Nicolas Cage has been cranking out straight-to-VOD movies for ages, but “Mandy” broke that mold. The wild, heavy metal-inspired revenge saga screened in a handful of theaters when it came out on VOD in September, but the enthusiasm for director Panos Cosmatos’ eerie, haunting cult phenomenon turned it into a theatrical phenomenon. While it was released in accordance with a traditional day-and-date strategy, distributor RLJ Entertainment noticed a massive uptick in demand for the film, and the movie continues to expand to theaters across the country.
For Cosmatos, who spent eight years working on his follow-up to his similarly psychedelic breakout “Beyond the Black Rainbow,” the enthusiasm has extended far beyond his expectations. “This is very surprising to me,” he said in a phone interview. “I suspected the movie would find an audience, but that it would be a lot smaller.”
He added that he had started to notice the way fans responded to the moody gothic aesthetic in part because it differed from anything else out there. “I hoped when I made the movie that it was speaking to an audience that wasn’t being spoken to, and I wonder if that’s what’s happened here,” he said.
Of course, the Cage factor hasn’t hurt. “I suspect that a portion of the audience was going into it as a novelty because of the Nicolas Cage aspect, but then connecting with it in an emotional way,” Cosmatos said. “It’s exactly the kind of thing I hoped would happen.”
To date, “Mandy” has grossed nearly $1.2 million domestically, and that’s not taking into account its digital receipts. More than that, it has expanded Cosmatos’ profile in a big way, and led some to contemplate whether he might have a new franchise on his hands. “People have asked me about it,” he said. “I don’t know if I’m a sequels kind of person. I prefer each film to have its own unique identity.”

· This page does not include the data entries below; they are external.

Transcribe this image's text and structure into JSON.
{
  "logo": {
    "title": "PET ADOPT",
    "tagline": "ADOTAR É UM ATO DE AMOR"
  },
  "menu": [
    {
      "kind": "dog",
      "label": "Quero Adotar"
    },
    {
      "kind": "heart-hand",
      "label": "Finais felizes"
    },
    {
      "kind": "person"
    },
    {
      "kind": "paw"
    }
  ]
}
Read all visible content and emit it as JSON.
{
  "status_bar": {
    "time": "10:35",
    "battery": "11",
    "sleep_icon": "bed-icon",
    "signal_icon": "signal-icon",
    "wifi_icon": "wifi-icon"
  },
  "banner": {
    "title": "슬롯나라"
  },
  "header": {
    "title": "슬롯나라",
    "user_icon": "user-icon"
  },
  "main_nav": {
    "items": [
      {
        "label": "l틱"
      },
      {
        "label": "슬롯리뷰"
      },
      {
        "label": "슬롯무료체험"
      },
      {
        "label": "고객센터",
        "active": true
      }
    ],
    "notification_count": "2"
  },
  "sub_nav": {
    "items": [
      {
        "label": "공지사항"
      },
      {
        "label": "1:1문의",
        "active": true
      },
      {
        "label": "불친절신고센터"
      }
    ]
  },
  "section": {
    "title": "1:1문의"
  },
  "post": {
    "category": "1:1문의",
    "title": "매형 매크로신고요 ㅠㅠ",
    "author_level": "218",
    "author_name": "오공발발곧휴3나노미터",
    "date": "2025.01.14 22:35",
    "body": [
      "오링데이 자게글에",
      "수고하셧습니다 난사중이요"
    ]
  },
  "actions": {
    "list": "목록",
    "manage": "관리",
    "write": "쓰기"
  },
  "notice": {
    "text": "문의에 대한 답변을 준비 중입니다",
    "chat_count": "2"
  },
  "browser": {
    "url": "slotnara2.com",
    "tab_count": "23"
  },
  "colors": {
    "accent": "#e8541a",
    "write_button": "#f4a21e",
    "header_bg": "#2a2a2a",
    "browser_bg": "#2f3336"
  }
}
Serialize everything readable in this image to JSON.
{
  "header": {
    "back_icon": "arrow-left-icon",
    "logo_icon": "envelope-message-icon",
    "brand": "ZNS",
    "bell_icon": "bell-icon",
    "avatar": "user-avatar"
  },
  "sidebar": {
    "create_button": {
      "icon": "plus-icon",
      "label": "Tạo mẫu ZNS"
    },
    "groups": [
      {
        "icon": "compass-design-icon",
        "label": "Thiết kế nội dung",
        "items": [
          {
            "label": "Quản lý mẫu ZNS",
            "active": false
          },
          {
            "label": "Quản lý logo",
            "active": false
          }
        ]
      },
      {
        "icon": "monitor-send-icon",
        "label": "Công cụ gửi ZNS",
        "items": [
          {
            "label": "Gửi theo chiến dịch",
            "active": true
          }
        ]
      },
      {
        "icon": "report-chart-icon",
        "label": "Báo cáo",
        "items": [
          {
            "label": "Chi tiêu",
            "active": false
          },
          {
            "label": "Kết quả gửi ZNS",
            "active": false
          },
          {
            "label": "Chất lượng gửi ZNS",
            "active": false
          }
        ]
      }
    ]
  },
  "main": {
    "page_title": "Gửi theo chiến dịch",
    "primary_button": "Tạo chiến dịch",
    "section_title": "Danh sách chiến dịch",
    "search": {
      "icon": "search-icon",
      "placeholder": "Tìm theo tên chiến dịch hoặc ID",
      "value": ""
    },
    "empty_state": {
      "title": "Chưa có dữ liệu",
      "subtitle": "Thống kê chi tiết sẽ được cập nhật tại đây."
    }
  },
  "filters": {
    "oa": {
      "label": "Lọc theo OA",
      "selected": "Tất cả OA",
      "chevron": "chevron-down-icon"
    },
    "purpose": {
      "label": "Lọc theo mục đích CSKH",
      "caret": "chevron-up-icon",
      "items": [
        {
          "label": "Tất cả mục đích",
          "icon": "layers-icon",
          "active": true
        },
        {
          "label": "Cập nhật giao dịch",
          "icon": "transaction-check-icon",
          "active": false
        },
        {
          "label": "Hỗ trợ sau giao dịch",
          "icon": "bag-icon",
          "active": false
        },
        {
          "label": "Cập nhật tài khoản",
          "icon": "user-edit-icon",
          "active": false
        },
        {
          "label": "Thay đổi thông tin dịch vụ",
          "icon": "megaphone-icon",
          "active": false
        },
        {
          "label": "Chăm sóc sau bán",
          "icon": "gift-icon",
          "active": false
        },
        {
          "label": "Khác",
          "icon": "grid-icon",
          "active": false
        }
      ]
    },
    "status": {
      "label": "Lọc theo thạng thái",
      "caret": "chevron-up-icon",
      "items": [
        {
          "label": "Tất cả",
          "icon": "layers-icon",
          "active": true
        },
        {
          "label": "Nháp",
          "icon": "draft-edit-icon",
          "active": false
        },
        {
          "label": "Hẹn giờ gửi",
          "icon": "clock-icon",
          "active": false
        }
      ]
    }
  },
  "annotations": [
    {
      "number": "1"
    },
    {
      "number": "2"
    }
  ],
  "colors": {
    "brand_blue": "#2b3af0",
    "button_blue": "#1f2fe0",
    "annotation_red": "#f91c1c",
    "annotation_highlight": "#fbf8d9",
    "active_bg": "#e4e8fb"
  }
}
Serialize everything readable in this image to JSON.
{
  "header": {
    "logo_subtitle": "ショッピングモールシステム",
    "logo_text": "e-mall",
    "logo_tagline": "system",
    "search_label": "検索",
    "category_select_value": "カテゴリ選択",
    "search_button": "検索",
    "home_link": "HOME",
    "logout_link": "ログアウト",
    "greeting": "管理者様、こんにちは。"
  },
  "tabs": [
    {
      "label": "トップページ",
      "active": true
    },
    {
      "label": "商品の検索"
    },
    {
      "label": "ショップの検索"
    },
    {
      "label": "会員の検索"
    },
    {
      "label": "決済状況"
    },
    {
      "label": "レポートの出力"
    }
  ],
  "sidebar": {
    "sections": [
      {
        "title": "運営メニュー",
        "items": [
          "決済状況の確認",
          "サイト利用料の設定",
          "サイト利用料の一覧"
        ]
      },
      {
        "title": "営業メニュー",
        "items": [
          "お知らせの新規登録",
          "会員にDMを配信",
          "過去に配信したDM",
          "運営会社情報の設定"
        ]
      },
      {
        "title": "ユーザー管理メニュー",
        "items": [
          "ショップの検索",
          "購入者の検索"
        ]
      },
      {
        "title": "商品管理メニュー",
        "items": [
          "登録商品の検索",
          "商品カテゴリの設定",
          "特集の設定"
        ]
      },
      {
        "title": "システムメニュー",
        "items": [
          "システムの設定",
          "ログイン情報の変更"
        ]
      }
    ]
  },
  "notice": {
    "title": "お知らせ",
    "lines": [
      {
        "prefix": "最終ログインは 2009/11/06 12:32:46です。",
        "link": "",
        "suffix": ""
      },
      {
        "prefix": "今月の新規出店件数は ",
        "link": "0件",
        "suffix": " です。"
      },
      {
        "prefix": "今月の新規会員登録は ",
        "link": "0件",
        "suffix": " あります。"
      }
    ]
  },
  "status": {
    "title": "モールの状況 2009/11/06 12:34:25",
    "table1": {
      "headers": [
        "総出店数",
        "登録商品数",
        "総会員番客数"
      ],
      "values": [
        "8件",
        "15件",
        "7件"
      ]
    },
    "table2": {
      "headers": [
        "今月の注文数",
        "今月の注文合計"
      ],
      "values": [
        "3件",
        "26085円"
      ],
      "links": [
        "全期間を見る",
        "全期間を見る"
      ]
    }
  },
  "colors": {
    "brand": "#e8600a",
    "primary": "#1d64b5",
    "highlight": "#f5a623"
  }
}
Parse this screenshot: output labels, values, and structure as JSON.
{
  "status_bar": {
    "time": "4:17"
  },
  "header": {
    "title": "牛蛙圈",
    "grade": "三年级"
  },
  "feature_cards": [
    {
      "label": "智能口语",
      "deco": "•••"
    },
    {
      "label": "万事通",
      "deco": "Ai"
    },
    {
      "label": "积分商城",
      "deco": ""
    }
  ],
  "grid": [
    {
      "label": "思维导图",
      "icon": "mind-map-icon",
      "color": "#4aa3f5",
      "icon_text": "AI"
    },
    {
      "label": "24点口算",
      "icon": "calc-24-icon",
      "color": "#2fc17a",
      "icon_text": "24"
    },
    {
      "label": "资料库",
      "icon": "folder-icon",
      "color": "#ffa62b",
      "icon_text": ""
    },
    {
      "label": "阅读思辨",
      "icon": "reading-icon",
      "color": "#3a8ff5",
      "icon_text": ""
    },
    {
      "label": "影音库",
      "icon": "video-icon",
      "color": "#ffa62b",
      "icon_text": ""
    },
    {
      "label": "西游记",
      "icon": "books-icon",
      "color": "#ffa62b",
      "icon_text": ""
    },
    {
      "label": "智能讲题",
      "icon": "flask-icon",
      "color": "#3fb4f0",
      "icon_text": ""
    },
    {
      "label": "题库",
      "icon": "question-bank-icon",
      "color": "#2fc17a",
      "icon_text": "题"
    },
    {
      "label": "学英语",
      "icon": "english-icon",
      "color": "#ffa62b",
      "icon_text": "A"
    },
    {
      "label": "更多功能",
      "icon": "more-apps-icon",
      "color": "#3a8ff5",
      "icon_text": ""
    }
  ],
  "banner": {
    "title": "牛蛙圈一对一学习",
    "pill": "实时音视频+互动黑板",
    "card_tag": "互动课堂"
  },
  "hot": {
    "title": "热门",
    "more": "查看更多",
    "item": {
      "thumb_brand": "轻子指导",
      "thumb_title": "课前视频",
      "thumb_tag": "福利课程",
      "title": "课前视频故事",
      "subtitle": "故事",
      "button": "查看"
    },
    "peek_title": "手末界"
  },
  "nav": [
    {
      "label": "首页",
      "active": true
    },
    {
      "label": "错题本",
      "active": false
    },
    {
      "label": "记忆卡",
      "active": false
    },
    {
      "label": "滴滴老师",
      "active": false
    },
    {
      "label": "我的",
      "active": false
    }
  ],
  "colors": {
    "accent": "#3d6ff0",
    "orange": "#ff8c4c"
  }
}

However, Cosmatos did imagine another story from the “Mandy” universe during pre-production, following Cage’s grief-stricken killer Red Miller to a different setting. “When I was writing the film, to amuse myself, I imagined a sequel that took place with Red Miller fighting Nazi punks in a bombed-out city,” Cosmatos said. “I don’t know if that would ever happen, but it’s a fun thought.”
In general, Cosmatos has been displeased with contemporary sequels — but he has appreciated a certain variation on them. “The thing I do miss about the way some sequels were in the past was that each film felt like its own unique, complete tone,” he said. “Now, sequels are tonal facsimiles of the ones before them, like a television series, whereas back in the past sequels would often be radically different from the ones before.”
Cosmatos may have some intriguing offers coming his way following the success of “Mandy” — Cage himself recently suggested that the director would be a good fit to reboot “Superman” — but he’s managing expectations himself, and said he wasn’t sure if he could handle a big budget studio project. He spent years developing “Mandy,” eventually landing the support of genre production company Spectrevision and XYZ Films. “I wanted to avoid the situation that a lot of directors are herded into these days, where you have to give up a lot of control,” he said.
He was open to the possibility of working on an existing property, with one caveat. “The only way I’d want to be involved with something like that is if it’s a chance to dramatically reinvent something, not something that’s already established,” he said. “But at the same time, where my heart lies is with serving these things are self-generated. My gut feeling is that’s where I’ll continue to work, on a lot smaller scale.”